The Seventh Circuit found that Conan Doyle Estate, Ltd. must pay the attorneys’ fees for Leslie Klinger, who won a declaratory judgment that he would not be infringing on any rights of the Estate for stories about Sherlock Holmes where the copyrights on those works had expired.
“Unless Klinger is awarded his attorneys’ fees, he will have lost money—to be precise, $25,769.93 ($30,679.93 – $5,000)—in winning an appeal in which the defendant’s only defense bordered on the frivolous: a Pyrrhic victory if ever there was one,” Judge Richard Posner wrote.
Six weeks earlier, the Seventh Circuit found that the Estate could not charge a license fee on Conan Doyle’s works published before 1923 because the copyrights had expired. The Estate had demanded a license fee of at least $5,000 from Klinger.
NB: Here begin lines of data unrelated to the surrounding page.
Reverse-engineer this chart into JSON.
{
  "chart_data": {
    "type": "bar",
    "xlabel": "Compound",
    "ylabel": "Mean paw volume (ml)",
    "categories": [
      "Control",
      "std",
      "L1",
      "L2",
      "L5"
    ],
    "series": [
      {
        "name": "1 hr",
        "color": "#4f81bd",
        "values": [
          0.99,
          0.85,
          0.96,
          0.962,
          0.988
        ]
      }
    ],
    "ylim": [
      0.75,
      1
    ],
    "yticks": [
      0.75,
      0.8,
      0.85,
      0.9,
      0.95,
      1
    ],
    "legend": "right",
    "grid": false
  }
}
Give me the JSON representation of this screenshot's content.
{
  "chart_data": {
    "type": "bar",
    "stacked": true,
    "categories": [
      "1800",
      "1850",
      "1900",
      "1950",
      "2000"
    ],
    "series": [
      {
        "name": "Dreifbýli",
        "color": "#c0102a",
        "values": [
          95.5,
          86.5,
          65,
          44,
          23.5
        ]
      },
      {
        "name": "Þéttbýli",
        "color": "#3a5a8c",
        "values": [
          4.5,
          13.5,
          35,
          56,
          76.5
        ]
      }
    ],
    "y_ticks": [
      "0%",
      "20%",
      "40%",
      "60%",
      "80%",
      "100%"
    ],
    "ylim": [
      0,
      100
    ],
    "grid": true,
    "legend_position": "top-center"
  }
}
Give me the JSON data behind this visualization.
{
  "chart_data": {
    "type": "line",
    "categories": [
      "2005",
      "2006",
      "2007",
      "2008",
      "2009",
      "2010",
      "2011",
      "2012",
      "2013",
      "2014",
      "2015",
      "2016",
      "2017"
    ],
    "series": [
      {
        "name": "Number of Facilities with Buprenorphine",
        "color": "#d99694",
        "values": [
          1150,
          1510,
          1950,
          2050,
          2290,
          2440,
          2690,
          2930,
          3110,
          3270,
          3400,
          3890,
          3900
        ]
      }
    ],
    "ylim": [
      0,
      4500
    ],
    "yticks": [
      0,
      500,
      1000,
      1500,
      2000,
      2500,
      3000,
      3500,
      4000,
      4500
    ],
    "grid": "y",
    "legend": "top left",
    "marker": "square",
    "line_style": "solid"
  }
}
Rather than pay the license, Klinger sued and won. (See our earlier post.) He subsequently asked for attorneys’ fees in the amount of $30,679.93. The Estate opposed the award of attorneys’ fees, as Posner wrote, “on the same hopeless grounds that it had urged in its appeal.”
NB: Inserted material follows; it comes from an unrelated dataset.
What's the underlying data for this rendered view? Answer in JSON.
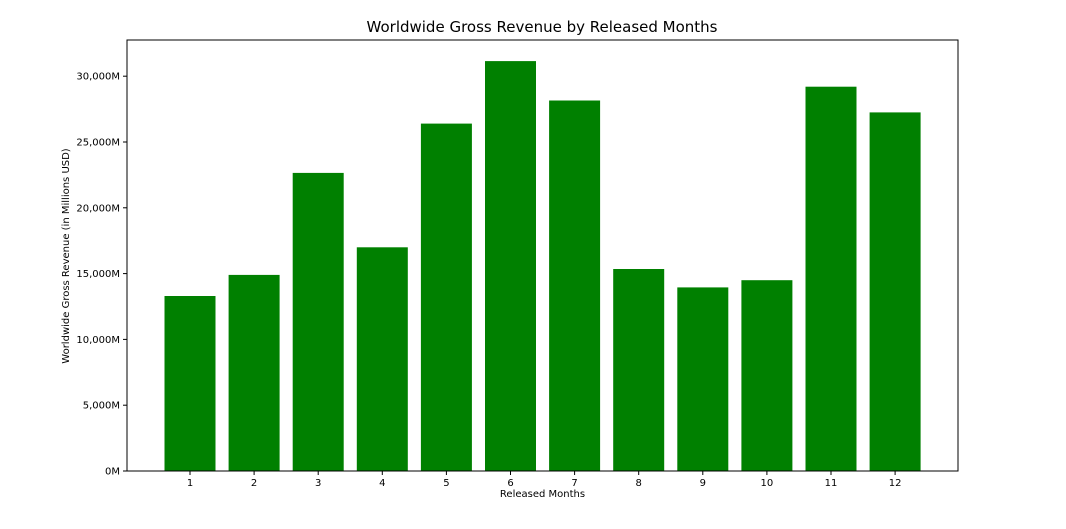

Judge Posner noted that the Estate’s “business strategy is plain: charge a modest license fee for which there is no legal basis, in the hope that the ‘rational’ writer or publisher asked for the fee will pay it rather than incur a greater cost, in legal expenses, in challenging the legality of the demand.”
Rather than bowing to the demand, Klinger “was a private attorney general, combatting a disreputable business practice—a form of extortion—and he is seeking by the present motion not to obtain a reward but merely to avoid a loss,” the appellate court said.
“He has performed a public service—and with substantial risk to himself, for had he lost he would have been out of pocket for the $69,803.37 in fees and costs incurred at the trial and appellate levels. . . The willingness of someone in Klinger’s position to sue rather than pay Doyle’s estate a modest license fee is important because it injects risk into the estate’s business model,” Posner observed. “For exposing the estate’s unlawful business strategy, Klinger deserves a reward but asks only to break even.”
Klinger v. Conan Doyle Estate, Seventh Cir. No. 14-1128, issued August 4, 2014.